Me Alejandro Rodriguez, modérateur du panel, en a aussi profité pour souligner que tout individu a le droit de défendre ses propres droits et ceux des autres s’il le souhaite et qu’aucun État ne peut éteindre ce droit.
Photo : ASFC
Finalement, Bastiaan Engelhard du Conseil politique de la délégation de l’Union européenne au Guatemala a eu l’honneur de clore le forum. Il a souligné que la coopération entre l’Union européenne, le Canada et le Guatemala est basée sur le respect des traités et la protection des droits humains. Il a rappelé l’importance des droits humains pour l’Union européenne et le Canada et a insisté sur le fait que l’Union européenne et le Canada travaillent avec d’autres gouvernements, la société civile, les organisations internationales et le secteur privé pour renforcer les règles internationales qui protègent les droits humains universels. Cet engagement international signifie également d’apporter un appui aux défenseurs des droits de l’Homme.
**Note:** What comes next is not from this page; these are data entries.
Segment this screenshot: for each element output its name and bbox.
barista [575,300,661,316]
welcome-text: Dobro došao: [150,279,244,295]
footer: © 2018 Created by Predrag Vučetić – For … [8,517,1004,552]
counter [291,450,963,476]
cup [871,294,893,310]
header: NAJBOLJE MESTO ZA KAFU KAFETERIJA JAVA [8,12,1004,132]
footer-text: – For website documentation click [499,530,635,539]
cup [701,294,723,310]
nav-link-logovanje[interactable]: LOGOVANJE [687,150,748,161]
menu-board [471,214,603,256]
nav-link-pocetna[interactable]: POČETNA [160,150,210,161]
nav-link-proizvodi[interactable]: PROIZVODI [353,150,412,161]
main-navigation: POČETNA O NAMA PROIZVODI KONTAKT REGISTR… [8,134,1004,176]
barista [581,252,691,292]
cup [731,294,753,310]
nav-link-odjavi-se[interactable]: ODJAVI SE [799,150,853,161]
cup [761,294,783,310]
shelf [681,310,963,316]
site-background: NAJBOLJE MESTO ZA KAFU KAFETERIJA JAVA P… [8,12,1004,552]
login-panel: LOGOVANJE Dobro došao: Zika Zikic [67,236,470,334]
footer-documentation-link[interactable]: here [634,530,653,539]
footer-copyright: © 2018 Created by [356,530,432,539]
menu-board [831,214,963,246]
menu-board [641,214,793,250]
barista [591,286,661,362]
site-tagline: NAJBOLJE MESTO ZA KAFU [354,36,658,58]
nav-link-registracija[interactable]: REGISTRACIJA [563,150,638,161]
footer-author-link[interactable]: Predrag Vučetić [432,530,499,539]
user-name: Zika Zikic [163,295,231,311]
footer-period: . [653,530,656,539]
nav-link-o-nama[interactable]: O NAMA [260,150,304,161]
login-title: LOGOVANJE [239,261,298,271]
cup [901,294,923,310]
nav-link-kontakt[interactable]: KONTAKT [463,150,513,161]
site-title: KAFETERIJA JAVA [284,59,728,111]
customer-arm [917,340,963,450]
Ce forum auquel ont pris part des experts nationaux et internationaux a été l’occasion pour les panélistes de divers horizons de poser la question de la protection des défenseurs des droits humains au Guatemala et d’analyser les standards internationaux en la matière. Il est à espérer que ce forum portera ses fruits et que dans un avenir très proche, une politique publique de protection digne de ce nom verra le jour afin de garantir une protection adéquate et efficace aux défenseurs des droits humains qui œuvrent au Guatemala.
(1) CourIDH, 28 août 2014, Defenseurs des droits humains et al. c. Guatemala, Objections Preliminaires, Merites, Reparations et Couts, Series C No. 283.
(2) Article 5.1 de la Convention américaine.
(3) Article 22.1 de la Convention américaine.
(4) Affaire Barillas, sentence du Tribunal de première instance pénale dictée le 22 julliet 2016 dans laquelle le Tribunal a acquitté à l’unanimité Francisco Juan Pedro, Arturo Pablo Juan, Sotero Adalberto Villatoro Hernández, Maynor López et Domingo Baltazar de tous les chefs d’accusation pesant contre eux, ordonnant ainsi leur remise en liberté immédiate.
(5) Affaire de la Puya dans laquelle le 30 avril 2014, le juge Felix Garcia, juge de première instance en charge du dossier prononcait une sentence condamnatoire à l’encontre des defenseurs des droits humains Alonzo de Jesus Torres Torres Catalan, Valerio Carrillo Sandoval et Jorge Adalberto Lopez Reyes, tous membres de la Resistance de la Puya.
(6) Page 5 du voto razonado de la juge Yassmin Barrios Aguillar en lien à la sentence dictee le 22 julliet 2016.